Li, X., Feng, M., Chen, F., Shi, Q., Kurths, J. (2020): Robust distributed estimation based on a generalized correntropy logarithmic difference algorithm over wireless sensor networks. - Signal Processing, 177, 107731.
https://doi.org/10.1016/j.sigpro.2020.107731


Cite as: https://publications.pik-potsdam.de/pubman/item/item_24666
Abstract
Distributed adaptive learning algorithms have played a critical role in signal processing and parameter estimation over networks. Most existing algorithms are based on the mean-square error (MSE) criterion, and they can achieve desirable performance when the noise is modeled as Gaussian. However, the performance of MSE-based algorithms may degrade dramatically with the impulsive noise.

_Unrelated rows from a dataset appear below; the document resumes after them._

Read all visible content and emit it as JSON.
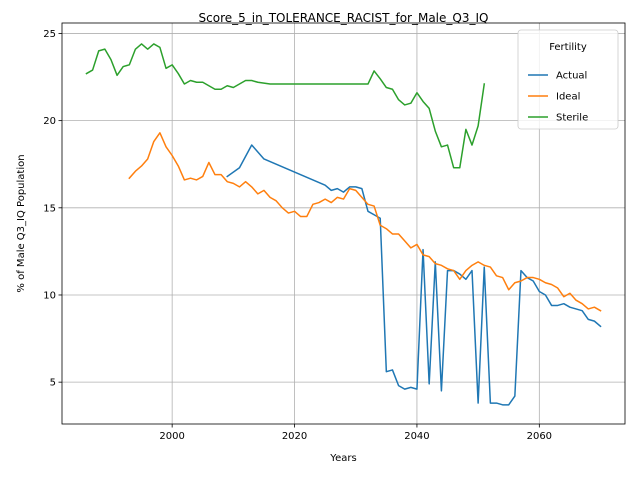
{
  "chart_data": {
    "type": "line",
    "title": "Score_5_in_TOLERANCE_RACIST_for_Male_Q3_IQ",
    "xlabel": "Years",
    "ylabel": "% of Male Q3_IQ Population",
    "xlim": [
      1982,
      2074
    ],
    "ylim": [
      2.6,
      25.6
    ],
    "x_ticks": [
      2000,
      2020,
      2040,
      2060
    ],
    "x_tick_labels": [
      "2000",
      "2020",
      "2040",
      "2060"
    ],
    "y_ticks": [
      5,
      10,
      15,
      20,
      25
    ],
    "y_tick_labels": [
      "5",
      "10",
      "15",
      "20",
      "25"
    ],
    "grid": true,
    "legend": {
      "title": "Fertility",
      "placement": "top-right"
    },
    "series": [
      {
        "name": "Actual",
        "color": "#1f77b4",
        "points": [
          [
            2009,
            16.8
          ],
          [
            2011,
            17.3
          ],
          [
            2013,
            18.6
          ],
          [
            2015,
            17.8
          ],
          [
            2017,
            17.5
          ],
          [
            2019,
            17.2
          ],
          [
            2021,
            16.9
          ],
          [
            2023,
            16.6
          ],
          [
            2025,
            16.3
          ],
          [
            2026,
            16.0
          ],
          [
            2027,
            16.1
          ],
          [
            2028,
            15.9
          ],
          [
            2029,
            16.2
          ],
          [
            2030,
            16.2
          ],
          [
            2031,
            16.1
          ],
          [
            2032,
            14.8
          ],
          [
            2033,
            14.6
          ],
          [
            2034,
            14.4
          ],
          [
            2035,
            5.6
          ],
          [
            2036,
            5.7
          ],
          [
            2037,
            4.8
          ],
          [
            2038,
            4.6
          ],
          [
            2039,
            4.7
          ],
          [
            2040,
            4.6
          ],
          [
            2041,
            12.6
          ],
          [
            2042,
            4.9
          ],
          [
            2043,
            11.9
          ],
          [
            2044,
            4.5
          ],
          [
            2045,
            11.4
          ],
          [
            2046,
            11.4
          ],
          [
            2047,
            11.2
          ],
          [
            2048,
            10.9
          ],
          [
            2049,
            11.4
          ],
          [
            2050,
            3.8
          ],
          [
            2051,
            11.6
          ],
          [
            2052,
            3.8
          ],
          [
            2053,
            3.8
          ],
          [
            2054,
            3.7
          ],
          [
            2055,
            3.7
          ],
          [
            2056,
            4.2
          ],
          [
            2057,
            11.4
          ],
          [
            2058,
            11.0
          ],
          [
            2059,
            10.8
          ],
          [
            2060,
            10.2
          ],
          [
            2061,
            10.0
          ],
          [
            2062,
            9.4
          ],
          [
            2063,
            9.4
          ],
          [
            2064,
            9.5
          ],
          [
            2065,
            9.3
          ],
          [
            2066,
            9.2
          ],
          [
            2067,
            9.1
          ],
          [
            2068,
            8.6
          ],
          [
            2069,
            8.5
          ],
          [
            2070,
            8.2
          ]
        ]
      },
      {
        "name": "Ideal",
        "color": "#ff7f0e",
        "points": [
          [
            1993,
            16.7
          ],
          [
            1994,
            17.1
          ],
          [
            1995,
            17.4
          ],
          [
            1996,
            17.8
          ],
          [
            1997,
            18.8
          ],
          [
            1998,
            19.3
          ],
          [
            1999,
            18.5
          ],
          [
            2000,
            18.0
          ],
          [
            2001,
            17.4
          ],
          [
            2002,
            16.6
          ],
          [
            2003,
            16.7
          ],
          [
            2004,
            16.6
          ],
          [
            2005,
            16.8
          ],
          [
            2006,
            17.6
          ],
          [
            2007,
            16.9
          ],
          [
            2008,
            16.9
          ],
          [
            2009,
            16.5
          ],
          [
            2010,
            16.4
          ],
          [
            2011,
            16.2
          ],
          [
            2012,
            16.5
          ],
          [
            2013,
            16.2
          ],
          [
            2014,
            15.8
          ],
          [
            2015,
            16.0
          ],
          [
            2016,
            15.6
          ],
          [
            2017,
            15.4
          ],
          [
            2018,
            15.0
          ],
          [
            2019,
            14.7
          ],
          [
            2020,
            14.8
          ],
          [
            2021,
            14.5
          ],
          [
            2022,
            14.5
          ],
          [
            2023,
            15.2
          ],
          [
            2024,
            15.3
          ],
          [
            2025,
            15.5
          ],
          [
            2026,
            15.3
          ],
          [
            2027,
            15.6
          ],
          [
            2028,
            15.5
          ],
          [
            2029,
            16.1
          ],
          [
            2030,
            16.0
          ],
          [
            2031,
            15.6
          ],
          [
            2032,
            15.2
          ],
          [
            2033,
            15.1
          ],
          [
            2034,
            14.0
          ],
          [
            2035,
            13.8
          ],
          [
            2036,
            13.5
          ],
          [
            2037,
            13.5
          ],
          [
            2038,
            13.1
          ],
          [
            2039,
            12.7
          ],
          [
            2040,
            12.9
          ],
          [
            2041,
            12.3
          ],
          [
            2042,
            12.2
          ],
          [
            2043,
            11.8
          ],
          [
            2044,
            11.7
          ],
          [
            2045,
            11.5
          ],
          [
            2046,
            11.4
          ],
          [
            2047,
            10.9
          ],
          [
            2048,
            11.4
          ],
          [
            2049,
            11.7
          ],
          [
            2050,
            11.9
          ],
          [
            2051,
            11.7
          ],
          [
            2052,
            11.6
          ],
          [
            2053,
            11.1
          ],
          [
            2054,
            11.0
          ],
          [
            2055,
            10.3
          ],
          [
            2056,
            10.7
          ],
          [
            2057,
            10.8
          ],
          [
            2058,
            11.0
          ],
          [
            2059,
            11.0
          ],
          [
            2060,
            10.9
          ],
          [
            2061,
            10.7
          ],
          [
            2062,
            10.6
          ],
          [
            2063,
            10.4
          ],
          [
            2064,
            9.9
          ],
          [
            2065,
            10.1
          ],
          [
            2066,
            9.7
          ],
          [
            2067,
            9.5
          ],
          [
            2068,
            9.2
          ],
          [
            2069,
            9.3
          ],
          [
            2070,
            9.1
          ]
        ]
      },
      {
        "name": "Sterile",
        "color": "#2ca02c",
        "points": [
          [
            1986,
            22.7
          ],
          [
            1987,
            22.9
          ],
          [
            1988,
            24.0
          ],
          [
            1989,
            24.1
          ],
          [
            1990,
            23.5
          ],
          [
            1991,
            22.6
          ],
          [
            1992,
            23.1
          ],
          [
            1993,
            23.2
          ],
          [
            1994,
            24.1
          ],
          [
            1995,
            24.4
          ],
          [
            1996,
            24.1
          ],
          [
            1997,
            24.4
          ],
          [
            1998,
            24.2
          ],
          [
            1999,
            23.0
          ],
          [
            2000,
            23.2
          ],
          [
            2001,
            22.7
          ],
          [
            2002,
            22.1
          ],
          [
            2003,
            22.3
          ],
          [
            2004,
            22.2
          ],
          [
            2005,
            22.2
          ],
          [
            2006,
            22.0
          ],
          [
            2007,
            21.8
          ],
          [
            2008,
            21.8
          ],
          [
            2009,
            22.0
          ],
          [
            2010,
            21.9
          ],
          [
            2011,
            22.1
          ],
          [
            2012,
            22.3
          ],
          [
            2013,
            22.3
          ],
          [
            2014,
            22.2
          ],
          [
            2015,
            22.15
          ],
          [
            2016,
            22.1
          ],
          [
            2017,
            22.1
          ],
          [
            2018,
            22.1
          ],
          [
            2020,
            22.1
          ],
          [
            2025,
            22.1
          ],
          [
            2030,
            22.1
          ],
          [
            2032,
            22.1
          ],
          [
            2033,
            22.85
          ],
          [
            2034,
            22.4
          ],
          [
            2035,
            21.9
          ],
          [
            2036,
            21.8
          ],
          [
            2037,
            21.2
          ],
          [
            2038,
            20.9
          ],
          [
            2039,
            21.0
          ],
          [
            2040,
            21.6
          ],
          [
            2041,
            21.1
          ],
          [
            2042,
            20.7
          ],
          [
            2043,
            19.4
          ],
          [
            2044,
            18.5
          ],
          [
            2045,
            18.6
          ],
          [
            2046,
            17.3
          ],
          [
            2047,
            17.3
          ],
          [
            2048,
            19.5
          ],
          [
            2049,
            18.6
          ],
          [
            2050,
            19.7
          ],
          [
            2051,
            22.1
          ]
        ]
      }
    ]
  }
}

Therefore, the aim of this paper is to present a diffusion algorithm, named generalized correntropy-based logarithmic difference (d-GCLD) algorithm, for distributed estimation that incorporates robustness to wireless sensor networks (WSNs). By combining the logarithm operation and the correntropy criterion as the loss function, the proposed algorithm is robust to impulsive noise and achieves satisfactory performance in various situations. In addition, the stability problem is studied theoretically. Experimental results are given to demonstrate the validity of the new algorithm in different scenarios.